President Trump is a fountainhead.
A fountainhead of leadership, patriotism, investment, brand marketing, and public relations. Basically, he is a blessing to all those around him—even those who hate him.
EVERYONE who reported on him made money—even if it was in a negative light, and if these reports are accurate then they must miss him dearly.
Sources say that CNN is struggling to keep its ratings and views up, now that they don’t have President Trump front and center.
Check it out:
It’s true. their ratings are in the tank since Trump left office…and it’s awesome. Also, CNN still sucks! https://t.co/PppVFPceJc
— Bryan Cooper (@xtcoop) June 1, 2021
Fox News reported on the downturn in ratings:
Fox News Channel was the most-watched cable news network in both total day and primetime viewers for the 14th straight week as scandal-plagued CNN struggles to remain relevant.

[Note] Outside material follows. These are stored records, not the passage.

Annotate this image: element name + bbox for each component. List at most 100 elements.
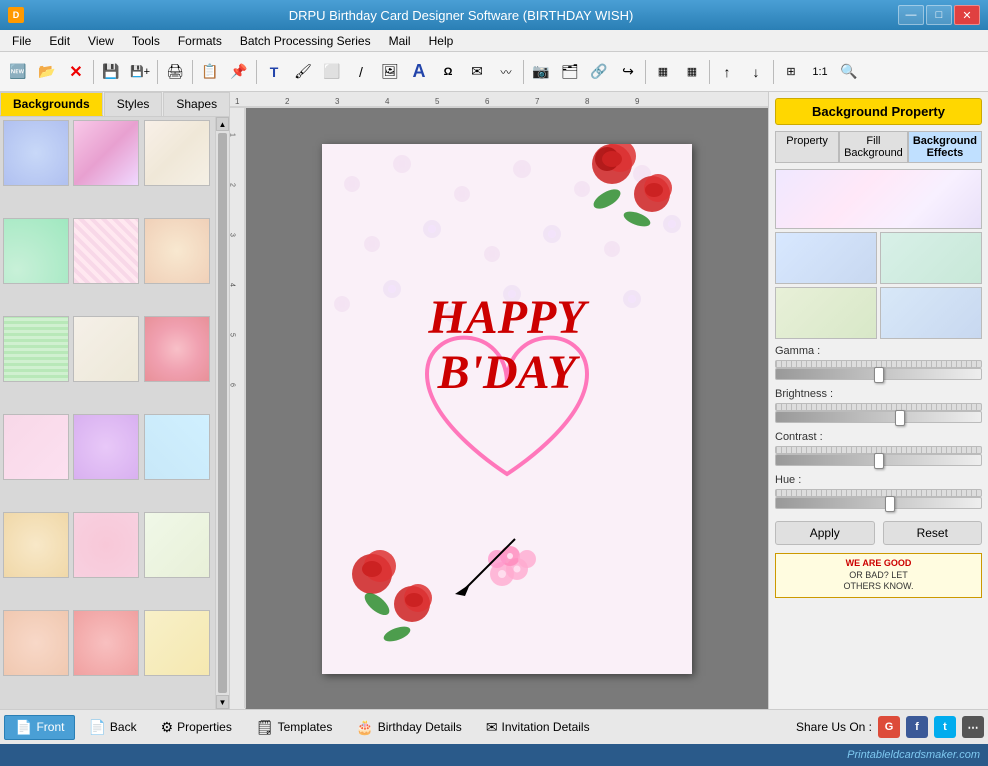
thumbnail-18[interactable] bbox=[144, 610, 210, 676]
gamma-slider[interactable] bbox=[775, 368, 982, 380]
thumbnail-11[interactable] bbox=[73, 414, 139, 480]
bg-effect-2[interactable] bbox=[880, 232, 982, 284]
separator4 bbox=[256, 60, 257, 84]
envelope-button[interactable]: ✉ bbox=[463, 58, 491, 86]
tab-backgrounds[interactable]: Backgrounds bbox=[0, 92, 103, 116]
thumbnail-15[interactable] bbox=[144, 512, 210, 578]
arrow-up-button[interactable]: ↑ bbox=[713, 58, 741, 86]
thumbnail-3[interactable] bbox=[144, 120, 210, 186]
thumbnail-16[interactable] bbox=[3, 610, 69, 676]
google-share-button[interactable]: G bbox=[878, 716, 900, 738]
thumbnail-scrollbar[interactable]: ▲ ▼ bbox=[215, 117, 229, 709]
prop-tab-property[interactable]: Property bbox=[775, 131, 839, 162]
scroll-down-arrow[interactable]: ▼ bbox=[216, 695, 229, 709]
hue-slider[interactable] bbox=[775, 497, 982, 509]
status-text: Printableldcardsmaker.com bbox=[847, 749, 980, 761]
menu-help[interactable]: Help bbox=[421, 32, 462, 50]
grid-button[interactable]: ⊞ bbox=[777, 58, 805, 86]
bg-effect-3[interactable] bbox=[775, 287, 877, 339]
prop-tab-fill[interactable]: Fill Background bbox=[839, 131, 908, 162]
window-controls: — □ ✕ bbox=[898, 5, 980, 25]
apply-button[interactable]: Apply bbox=[775, 521, 875, 545]
text2-button[interactable]: A bbox=[405, 58, 433, 86]
gallery-button[interactable]: 🗂 bbox=[556, 58, 584, 86]
share2-button[interactable]: ↪ bbox=[614, 58, 642, 86]
zoom-button[interactable]: 🔍 bbox=[835, 58, 863, 86]
paint-button[interactable]: 🖌 bbox=[289, 58, 317, 86]
tab-styles[interactable]: Styles bbox=[104, 92, 163, 116]
thumbnail-14[interactable] bbox=[73, 512, 139, 578]
twitter-share-button[interactable]: t bbox=[934, 716, 956, 738]
menu-file[interactable]: File bbox=[4, 32, 39, 50]
shape-button[interactable]: ⬜ bbox=[318, 58, 346, 86]
thumbnail-8[interactable] bbox=[73, 316, 139, 382]
reset-button[interactable]: Reset bbox=[883, 521, 983, 545]
hue-thumb[interactable] bbox=[885, 496, 895, 512]
bg-effect-wide[interactable] bbox=[775, 169, 982, 229]
thumbnail-5[interactable] bbox=[73, 218, 139, 284]
menu-bar: File Edit View Tools Formats Batch Proce… bbox=[0, 30, 988, 52]
thumbnail-9[interactable] bbox=[144, 316, 210, 382]
bg-effect-1[interactable] bbox=[775, 232, 877, 284]
save-button[interactable]: 💾 bbox=[97, 58, 125, 86]
link-button[interactable]: 🔗 bbox=[585, 58, 613, 86]
menu-mail[interactable]: Mail bbox=[381, 32, 419, 50]
thumbnail-7[interactable] bbox=[3, 316, 69, 382]
close-doc-button[interactable]: ✕ bbox=[62, 58, 90, 86]
brightness-thumb[interactable] bbox=[895, 410, 905, 426]
bg-effect-4[interactable] bbox=[880, 287, 982, 339]
thumbnail-13[interactable] bbox=[3, 512, 69, 578]
contrast-slider-section: Contrast : bbox=[775, 431, 982, 466]
symbol-button[interactable]: Ω bbox=[434, 58, 462, 86]
close-button[interactable]: ✕ bbox=[954, 5, 980, 25]
menu-tools[interactable]: Tools bbox=[124, 32, 168, 50]
text-button[interactable]: T bbox=[260, 58, 288, 86]
menu-edit[interactable]: Edit bbox=[41, 32, 78, 50]
facebook-share-button[interactable]: f bbox=[906, 716, 928, 738]
apply-reset-row: Apply Reset bbox=[775, 521, 982, 545]
back-button[interactable]: 📄 Back bbox=[77, 715, 147, 740]
thumbnail-4[interactable] bbox=[3, 218, 69, 284]
thumbnail-10[interactable] bbox=[3, 414, 69, 480]
minimize-button[interactable]: — bbox=[898, 5, 924, 25]
gamma-thumb[interactable] bbox=[874, 367, 884, 383]
capture-button[interactable]: 📷 bbox=[527, 58, 555, 86]
more-share-button[interactable]: ⋯ bbox=[962, 716, 984, 738]
brightness-slider[interactable] bbox=[775, 411, 982, 423]
thumbnail-6[interactable] bbox=[144, 218, 210, 284]
layer-button[interactable]: ▦ bbox=[649, 58, 677, 86]
thumbnail-17[interactable] bbox=[73, 610, 139, 676]
scroll-thumb[interactable] bbox=[218, 133, 227, 693]
front-button[interactable]: 📄 Front bbox=[4, 715, 75, 740]
menu-formats[interactable]: Formats bbox=[170, 32, 230, 50]
maximize-button[interactable]: □ bbox=[926, 5, 952, 25]
arrow-down-button[interactable]: ↓ bbox=[742, 58, 770, 86]
paste-button[interactable]: 📌 bbox=[225, 58, 253, 86]
left-panel: Backgrounds Styles Shapes bbox=[0, 92, 230, 709]
menu-batch[interactable]: Batch Processing Series bbox=[232, 32, 379, 50]
size-button[interactable]: 1:1 bbox=[806, 58, 834, 86]
new-button[interactable]: 🆕 bbox=[4, 58, 32, 86]
prop-tab-effects[interactable]: Background Effects bbox=[908, 131, 982, 162]
save-as-button[interactable]: 💾+ bbox=[126, 58, 154, 86]
line-button[interactable]: / bbox=[347, 58, 375, 86]
birthday-details-button[interactable]: 🎂 Birthday Details bbox=[345, 715, 472, 740]
print-button[interactable]: 🖨 bbox=[161, 58, 189, 86]
menu-view[interactable]: View bbox=[80, 32, 122, 50]
contrast-slider[interactable] bbox=[775, 454, 982, 466]
thumbnail-2[interactable] bbox=[73, 120, 139, 186]
open-button[interactable]: 📂 bbox=[33, 58, 61, 86]
thumbnail-12[interactable] bbox=[144, 414, 210, 480]
invitation-details-label: Invitation Details bbox=[502, 720, 590, 734]
layer2-button[interactable]: ▦ bbox=[678, 58, 706, 86]
insert-image-button[interactable]: 🖼 bbox=[376, 58, 404, 86]
tab-shapes[interactable]: Shapes bbox=[163, 92, 230, 116]
templates-button[interactable]: 🗒 Templates bbox=[245, 715, 343, 740]
thumbnail-1[interactable] bbox=[3, 120, 69, 186]
properties-button[interactable]: ⚙ Properties bbox=[150, 715, 243, 740]
contrast-thumb[interactable] bbox=[874, 453, 884, 469]
copy-button[interactable]: 📋 bbox=[196, 58, 224, 86]
wave-button[interactable]: 〰 bbox=[492, 58, 520, 86]
scroll-up-arrow[interactable]: ▲ bbox=[216, 117, 229, 131]
invitation-details-button[interactable]: ✉ Invitation Details bbox=[475, 715, 601, 740]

CNN’s left-wing media pundit Brian Stelter managed to set a yearly low yet again as viewers continue to ignore “Reliable Sources.” Stelter has delivered eight-straight telecasts that failed to draw one million viewers and the May 23 edition hit rock bottom when it averaged only 763,000 viewers for a 2021 low.
Stelter has found it difficult to attract viewers during the Biden era. The liberal pundit claims to “examine the story behind the story” but perhaps he should probe what happened to his audience as he hemorrhages viewers at an alarming rate. Fox News’ “MediaBuzz,” which is Stelter’s direct time slot competition, beat the CNN media show by a whopping 52 percent.
@CNN ratings are in the tank for CNN! Yes, they keep the criminal @ChrisCuomo talking to his criminal brother @NYGovCuomo who is in OVER his head with deaths from COVID19, harassment charges, etc? What is going on? @DNC @JoeBiden their network is horrific, ethically and with lies https://t.co/1TC11wXbcE
— Joy Korneta (@KornetaJoy) May 25, 2021
CNN & MSNBC going hard at trying to make Marjorie Taylor Greene their next Donald Trump as their ratings tank…
— Holly Golitely (@hollygolitely_) May 29, 2021
Vanity Fair had an interesting article on the subject:
One of the stars forged in the crucible of peak cable news was Abby Phillip. She joined CNN from The Washington Post in 2017 and worked as a White House correspondent for most of the Trump presidency, doing the dirty work of shouting out inquiries at press gaggles and enduring the president’s bilious retorts. (“What a stupid question,” Trump sneered when Phillip asked if he wanted Robert Mueller reined in.) During the postelection period, Phillip was given a prominent role in the network’s prime-time specials. Night after night, she appeared alongside Jake Tapper and Dana Bash, a fresh young face of 32 offering sharp and measured analysis on the latest political havoc.
Then came a glowing New York Times profile. Then a promotion to a Sunday morning political show. Then, in March, a stylish photo shoot for The Cut, accompanying an interview in which Gayle King gushed, “I’m thrilled to be sitting here talking to you. I’m not kidding, I just adore you.”
Phillip is now one of the most prominent Black journalists on television. She’s someone who represents the next generation of cable news talent. She’s also someone who will be on the rise in the coming years as the number of people watching cable is expected to fall. She broke out during a moment when it was easy to get viewers fired up and excited, to keep them coming back for more. Only a few years earlier, CNN producers were pulling rabbits out of hats to figure out how to fill a whole day’s worth of air, wringing every last bit of drama from a marooned cruise ship or a missing Malaysian airliner.
“I don’t think the days of the missing airplane are coming back,” Phillip told me. “There’s still a lot of interest in politics. People are still watching political news, but now we have to give them more than just, what did Trump do today?” The hair-raising interregnum of November 2020 through January 2021 could very well go down as one of the most exhilarating times of Phillip’s career, but it wasn’t sustainable. “We can’t always be in this heightened state—of anxiety, fascination, amusement, whatever it is,” she said. “How do we make people feel like they understand better what’s going on in their country and not just be outraged by it all the time? That’s the post-Trump challenge.”
In terms of ratings, CNN would argue that its falloff looked dramatic because the network gained so much audience during Trump, and that no one expected all of those people to stick around long term. Privately, CNN president Jeff Zucker has acknowledged that Trump hurt CNN with Republicans, but he’s also said the only numbers he really cares about are the ones that advertisers care about, adults ages 25 to 54, and in that metric, CNN emerged from the Trump cycle basically neck and neck with Fox.